If you want the increased security and can afford so, by all means use it. 

If you cannot afford the increased security, I guess the response is to just 
bugger off... we don't need your kind? 




----- 
Mike Hammett 
Intelligent Computing Solutions 
http://www.ics-il.com 

Midwest-IX 
http://www.midwest-ix.com 

----- Original Message -----

From: "Matt Harris" <m...@netfire.net> 
To: "Matt Hoppes" <mattli...@rivervalleyinternet.net> 
Cc: "Constantine A. Murenin" <muren...@gmail.com>, "North American Network 
Operators' Group" <nanog@nanog.org> 
Sent: Tuesday, December 31, 2019 10:02:26 AM 
Subject: Re: Wikipedia drops support for old Android smartphones; mandates 
TLSv1.2 to read 



On Tue, Dec 31, 2019 at 2:30 AM Matt Hoppes < mattli...@rivervalleyinternet.net 
> wrote: 



Why do I need Wikipedia SSLed? I know the argument. But if it doesn’t work why 
not either let it fall back to 1.0 or to HTTP. 

This seems like security for no valid reason. 

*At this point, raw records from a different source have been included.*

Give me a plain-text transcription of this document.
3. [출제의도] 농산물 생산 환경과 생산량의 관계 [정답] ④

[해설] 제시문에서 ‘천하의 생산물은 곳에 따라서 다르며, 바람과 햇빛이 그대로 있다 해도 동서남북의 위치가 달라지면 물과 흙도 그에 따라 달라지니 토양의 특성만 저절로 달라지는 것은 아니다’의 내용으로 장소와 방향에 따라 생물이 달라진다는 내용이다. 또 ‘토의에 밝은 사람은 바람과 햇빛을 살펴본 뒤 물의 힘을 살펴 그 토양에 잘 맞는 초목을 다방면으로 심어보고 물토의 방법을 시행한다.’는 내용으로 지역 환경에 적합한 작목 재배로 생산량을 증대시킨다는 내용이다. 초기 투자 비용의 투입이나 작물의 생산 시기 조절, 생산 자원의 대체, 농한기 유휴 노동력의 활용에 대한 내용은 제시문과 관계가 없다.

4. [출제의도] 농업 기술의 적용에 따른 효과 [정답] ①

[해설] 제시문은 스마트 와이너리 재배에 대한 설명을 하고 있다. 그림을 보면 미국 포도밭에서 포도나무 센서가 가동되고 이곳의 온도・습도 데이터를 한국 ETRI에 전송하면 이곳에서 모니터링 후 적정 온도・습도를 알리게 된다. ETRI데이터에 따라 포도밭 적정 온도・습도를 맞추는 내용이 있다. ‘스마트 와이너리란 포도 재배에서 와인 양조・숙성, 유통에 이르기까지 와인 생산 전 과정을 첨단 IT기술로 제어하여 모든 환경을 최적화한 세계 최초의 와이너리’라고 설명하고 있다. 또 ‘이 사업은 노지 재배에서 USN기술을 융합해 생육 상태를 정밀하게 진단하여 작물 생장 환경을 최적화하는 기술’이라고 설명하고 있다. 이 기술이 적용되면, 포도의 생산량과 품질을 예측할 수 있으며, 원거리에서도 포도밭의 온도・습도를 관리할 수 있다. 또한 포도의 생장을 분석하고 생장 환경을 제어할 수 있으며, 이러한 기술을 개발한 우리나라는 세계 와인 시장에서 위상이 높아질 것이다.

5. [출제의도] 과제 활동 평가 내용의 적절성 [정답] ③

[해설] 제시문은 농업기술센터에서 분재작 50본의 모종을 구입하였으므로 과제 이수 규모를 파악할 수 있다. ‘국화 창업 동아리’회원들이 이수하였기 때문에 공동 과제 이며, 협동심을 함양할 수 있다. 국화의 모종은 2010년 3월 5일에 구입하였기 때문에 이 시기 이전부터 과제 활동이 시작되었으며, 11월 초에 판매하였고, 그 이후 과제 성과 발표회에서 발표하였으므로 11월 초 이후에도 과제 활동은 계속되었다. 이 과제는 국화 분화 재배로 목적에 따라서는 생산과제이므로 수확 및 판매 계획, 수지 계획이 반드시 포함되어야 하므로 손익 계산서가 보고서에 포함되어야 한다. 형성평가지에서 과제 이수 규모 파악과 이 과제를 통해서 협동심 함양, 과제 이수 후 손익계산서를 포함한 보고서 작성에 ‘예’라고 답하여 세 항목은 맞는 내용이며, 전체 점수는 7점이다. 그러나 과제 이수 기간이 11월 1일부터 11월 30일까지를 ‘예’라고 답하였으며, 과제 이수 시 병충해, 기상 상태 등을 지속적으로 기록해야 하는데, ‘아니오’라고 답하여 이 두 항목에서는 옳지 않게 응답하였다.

Being able to authenticate that the content you've requested is coming from the 
source from which you requested it seems like a pretty valid reason to me. If 
you live in a privileged nation with democratic governance, and you have ISP 
choice and your ISP doesn't and won't hijack your connections and you're not 
otherwise in an environment where your connections may be hijacked for any 
number of reasons by any number of parties, then you may not think about this 
very much. Employing the best (popular, well-supported, well-documented, 
completely open) current standard, TLS 1.2, instead of supporting deprecated, 
known-flawed previous versions of that protocol also seems like an entirely 
reasonable idea, too. 


If you don't like that this potentially disenfranchises users of old devices 
(and there's perhaps a case to be made here), then the ire should be imho 
directed towards the device vendors for not issuing security updates for 
whatever version you wish were able to support modern technology. Not at free 
web-based services for ending support for deprecated, known-flawed 
protocols/ciphers/etc. If google wanted to issue an update for older android 
versions to support TLS1.2 then they absolutely could, though users may see 
some detrimental performance impact to using modern technology on an outdated 
device. 


This isn't a new issue, and we as the greater internet community have generally 
tackled it by taking aggressive measures towards deprecating known-flawed 
technologies on a conservative timeline. 


RFC5246 was published over a decade ago.